The purpose of the trip was to volunteer with a local community and help them. Well, honestly, I don’t really remember what we were originally told we’d be helping with. The day after we arrived, we went to the small community center where we were graciously welcomed by local families. Once the tour and the welcome was over, we were sent to play with kids.
We played with the kids for probably three or four hours that day, running around, giving piggyback rides, trying to learn their clapping games through the language barrier. We laughed in delight as they tried to get us to understand what they were saying. We only had one fluent Spanish speaker on the trip. We smiled as these “poor little kids” smiled at us and “delighted” in playing with our hair and taking our non-working cell phones for pictures and games.
After our lunch, during which we basically locked ourselves in a room so we wouldn’t be asked for food or have to share our clean water, we actually set out to do some “work.” Some people, myself included, were sent to work on the library they were setting up, arranging books into different categories and trying to sort them in some usable manner. There were thousands of books, all of them donated and covered in dust, like they’d been sitting in storage for years. Others painted a wall, a wall that each previous class had painted before. I think some people painted a room, some people did something with concrete, but as the day drew on, more and more people abandoned their tasks to sit outside or play with the kids.
Most days followed in that same format. We would wake up in our hosts’ house, have breakfast that they made for us, make our way over to the little community center again and spend the day doing little chores around the house, but mainly playing with the kids. On one of the days, we were shown around the surrounding community and invited into the homes of some of the people that lived there.
The houses were so small and none had running water. The grade school was across from a drug dealer’s house, and his Range Rover was parked in the front. We “oohed” and “ahhed” and the conditions they were living in them, pitying them and the little they had. We went back to our house and talked about how grateful we were for what we had in the U.S. and the passion we shared to “help” these people. Two days later, after a bout of food poisoning that spared very few of us, we headed back home, with promises to return to those smiling little children and help the people we saw.

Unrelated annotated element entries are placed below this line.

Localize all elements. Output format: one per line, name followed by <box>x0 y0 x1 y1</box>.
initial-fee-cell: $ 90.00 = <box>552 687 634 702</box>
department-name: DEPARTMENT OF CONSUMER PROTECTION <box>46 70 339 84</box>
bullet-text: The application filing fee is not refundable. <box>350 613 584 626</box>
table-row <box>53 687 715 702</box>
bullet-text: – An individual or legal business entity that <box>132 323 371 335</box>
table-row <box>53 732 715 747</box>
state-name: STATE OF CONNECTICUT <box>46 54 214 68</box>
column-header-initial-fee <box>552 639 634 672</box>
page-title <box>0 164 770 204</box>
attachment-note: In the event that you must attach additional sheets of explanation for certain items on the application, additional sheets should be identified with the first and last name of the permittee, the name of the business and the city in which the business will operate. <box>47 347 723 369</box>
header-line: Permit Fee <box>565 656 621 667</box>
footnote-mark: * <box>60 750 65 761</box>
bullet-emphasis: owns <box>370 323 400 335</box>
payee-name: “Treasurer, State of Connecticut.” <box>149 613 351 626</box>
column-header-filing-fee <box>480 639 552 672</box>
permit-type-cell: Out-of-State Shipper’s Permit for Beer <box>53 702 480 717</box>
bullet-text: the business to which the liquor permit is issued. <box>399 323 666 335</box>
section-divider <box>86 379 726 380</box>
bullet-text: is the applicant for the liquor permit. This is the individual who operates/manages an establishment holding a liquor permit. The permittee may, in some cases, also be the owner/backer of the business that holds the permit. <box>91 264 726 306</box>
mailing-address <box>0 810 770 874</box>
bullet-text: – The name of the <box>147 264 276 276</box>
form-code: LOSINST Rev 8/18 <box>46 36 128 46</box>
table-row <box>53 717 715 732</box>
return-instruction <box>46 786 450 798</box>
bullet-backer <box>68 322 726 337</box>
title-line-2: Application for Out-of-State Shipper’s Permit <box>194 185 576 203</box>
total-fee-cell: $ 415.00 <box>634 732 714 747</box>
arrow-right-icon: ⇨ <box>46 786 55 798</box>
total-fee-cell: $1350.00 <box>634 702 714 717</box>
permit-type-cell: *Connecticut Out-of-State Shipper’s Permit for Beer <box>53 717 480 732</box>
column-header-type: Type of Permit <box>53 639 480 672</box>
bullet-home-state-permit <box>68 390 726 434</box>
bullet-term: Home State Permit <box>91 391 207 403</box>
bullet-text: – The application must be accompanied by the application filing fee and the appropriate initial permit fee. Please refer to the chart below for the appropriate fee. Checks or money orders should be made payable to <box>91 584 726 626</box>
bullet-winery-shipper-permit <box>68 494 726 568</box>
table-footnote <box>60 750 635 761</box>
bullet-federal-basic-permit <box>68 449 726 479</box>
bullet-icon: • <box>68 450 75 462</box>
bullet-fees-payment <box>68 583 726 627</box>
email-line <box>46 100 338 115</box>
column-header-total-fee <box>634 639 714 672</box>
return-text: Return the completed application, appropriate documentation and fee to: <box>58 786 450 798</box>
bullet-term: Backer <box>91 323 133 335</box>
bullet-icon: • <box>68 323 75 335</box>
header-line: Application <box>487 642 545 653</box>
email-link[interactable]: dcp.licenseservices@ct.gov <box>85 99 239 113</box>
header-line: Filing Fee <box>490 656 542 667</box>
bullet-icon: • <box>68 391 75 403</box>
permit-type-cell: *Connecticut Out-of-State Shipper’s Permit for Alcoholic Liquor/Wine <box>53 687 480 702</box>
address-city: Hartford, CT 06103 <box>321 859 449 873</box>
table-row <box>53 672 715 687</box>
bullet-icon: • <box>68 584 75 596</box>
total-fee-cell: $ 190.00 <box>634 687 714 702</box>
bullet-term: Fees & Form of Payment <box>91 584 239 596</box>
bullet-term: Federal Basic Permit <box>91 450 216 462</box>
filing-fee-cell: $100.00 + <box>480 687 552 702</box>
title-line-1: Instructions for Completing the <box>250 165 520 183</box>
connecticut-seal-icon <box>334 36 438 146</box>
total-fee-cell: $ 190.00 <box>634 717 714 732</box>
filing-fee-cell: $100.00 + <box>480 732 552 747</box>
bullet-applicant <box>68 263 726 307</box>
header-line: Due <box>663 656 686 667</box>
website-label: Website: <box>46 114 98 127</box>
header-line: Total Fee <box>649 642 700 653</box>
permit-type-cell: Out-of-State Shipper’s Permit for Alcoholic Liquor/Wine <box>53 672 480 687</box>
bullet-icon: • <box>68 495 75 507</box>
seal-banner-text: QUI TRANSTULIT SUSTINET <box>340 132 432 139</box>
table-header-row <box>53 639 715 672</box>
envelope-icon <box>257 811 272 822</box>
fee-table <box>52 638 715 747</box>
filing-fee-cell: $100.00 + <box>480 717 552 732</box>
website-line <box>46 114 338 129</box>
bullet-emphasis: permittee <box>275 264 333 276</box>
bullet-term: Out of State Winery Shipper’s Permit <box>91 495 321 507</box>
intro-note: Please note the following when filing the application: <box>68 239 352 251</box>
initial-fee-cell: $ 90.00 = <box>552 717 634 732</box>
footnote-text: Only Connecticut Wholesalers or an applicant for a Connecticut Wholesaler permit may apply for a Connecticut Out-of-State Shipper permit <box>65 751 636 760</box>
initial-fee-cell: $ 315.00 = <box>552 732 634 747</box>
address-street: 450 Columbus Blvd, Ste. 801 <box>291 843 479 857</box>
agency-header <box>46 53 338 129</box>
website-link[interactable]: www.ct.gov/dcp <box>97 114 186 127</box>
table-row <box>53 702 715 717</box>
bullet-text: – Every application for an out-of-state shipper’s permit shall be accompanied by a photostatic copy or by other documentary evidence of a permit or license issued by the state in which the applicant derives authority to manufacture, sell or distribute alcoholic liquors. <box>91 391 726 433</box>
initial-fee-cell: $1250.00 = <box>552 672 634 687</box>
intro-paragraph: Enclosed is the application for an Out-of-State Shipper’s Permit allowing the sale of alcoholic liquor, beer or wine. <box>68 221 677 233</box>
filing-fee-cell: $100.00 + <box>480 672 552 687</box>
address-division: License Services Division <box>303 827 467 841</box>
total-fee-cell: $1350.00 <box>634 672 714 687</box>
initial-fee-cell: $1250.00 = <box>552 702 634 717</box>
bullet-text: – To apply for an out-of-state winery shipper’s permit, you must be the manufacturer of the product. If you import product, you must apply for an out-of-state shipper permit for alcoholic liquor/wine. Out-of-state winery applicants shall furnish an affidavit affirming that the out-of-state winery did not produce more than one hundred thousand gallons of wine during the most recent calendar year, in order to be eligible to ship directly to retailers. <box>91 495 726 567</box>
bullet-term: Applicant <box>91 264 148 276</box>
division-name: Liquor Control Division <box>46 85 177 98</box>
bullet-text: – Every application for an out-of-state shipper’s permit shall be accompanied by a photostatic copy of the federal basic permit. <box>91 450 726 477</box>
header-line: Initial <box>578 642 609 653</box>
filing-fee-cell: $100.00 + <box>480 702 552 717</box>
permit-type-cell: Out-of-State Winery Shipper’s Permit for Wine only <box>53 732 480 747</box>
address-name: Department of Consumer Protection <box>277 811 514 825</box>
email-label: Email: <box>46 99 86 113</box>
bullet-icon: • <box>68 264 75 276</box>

Since our trip, our school has gone back twice, and will probably continue to go in the future. But looking back on that trip, I honestly feel very gross about it, for lack of a better word. That trip was voluntourism at its finest, something J.K. Rowling actually tweeted about recently.
We went to a place to “help” when really we were a group of (mostly) privileged white kids going into a place, playing with kids and pretending that the very fact that we were there would improve their lives. I really can’t tell you one thing I did that changed anyone’s life there. My talents would have been much better served at home, a place where my skill sets and abilities would be put to better use.
I could not relate to the children I met. I couldn’t even speak their language. And I still wonder how they feel about it, all these teenagers coming in, showering them with “love” for a few days and then leaving all of the sudden, without any explanation or any true promise to return. Or how they feel the next year, when another group comes in and the cycle is repeated. What can a 16 year-old do for a child in poverty? The problems we saw in our time there are so much bigger than all of us that went, and bigger than anything that can be solved in six days.
Not all mission trips are like this. Some do provide real aid to people who are really struggling. But so much more can be done to help the people of these communities get on their feet and provide them with the tools they need to improve their lives. The resources that are used in busing and flying kids over to these countries could probably simply be donated or given to the communities, and used to educate and cultivate the communities that are at the heart of the problems. This issue is so much bigger and more complex than what I understand and what I can say here, and I don’t want to simplify it in any way.
But what I do know is that my 16-year-old self did nothing to improve the lives of the people I met there, and I feel that I took advantage of them and used their poverty and their struggles to make myself feel better about my life, and I convinced myself for a while that I actually made a difference in that community. As I continue to grow and learn, I do hope to help those who haven’t had the same opportunities that I have, but I hope to do it in a way that not only benefits me and my ego, but benefits them and treats them with the respect and dignity they have and that they deserve.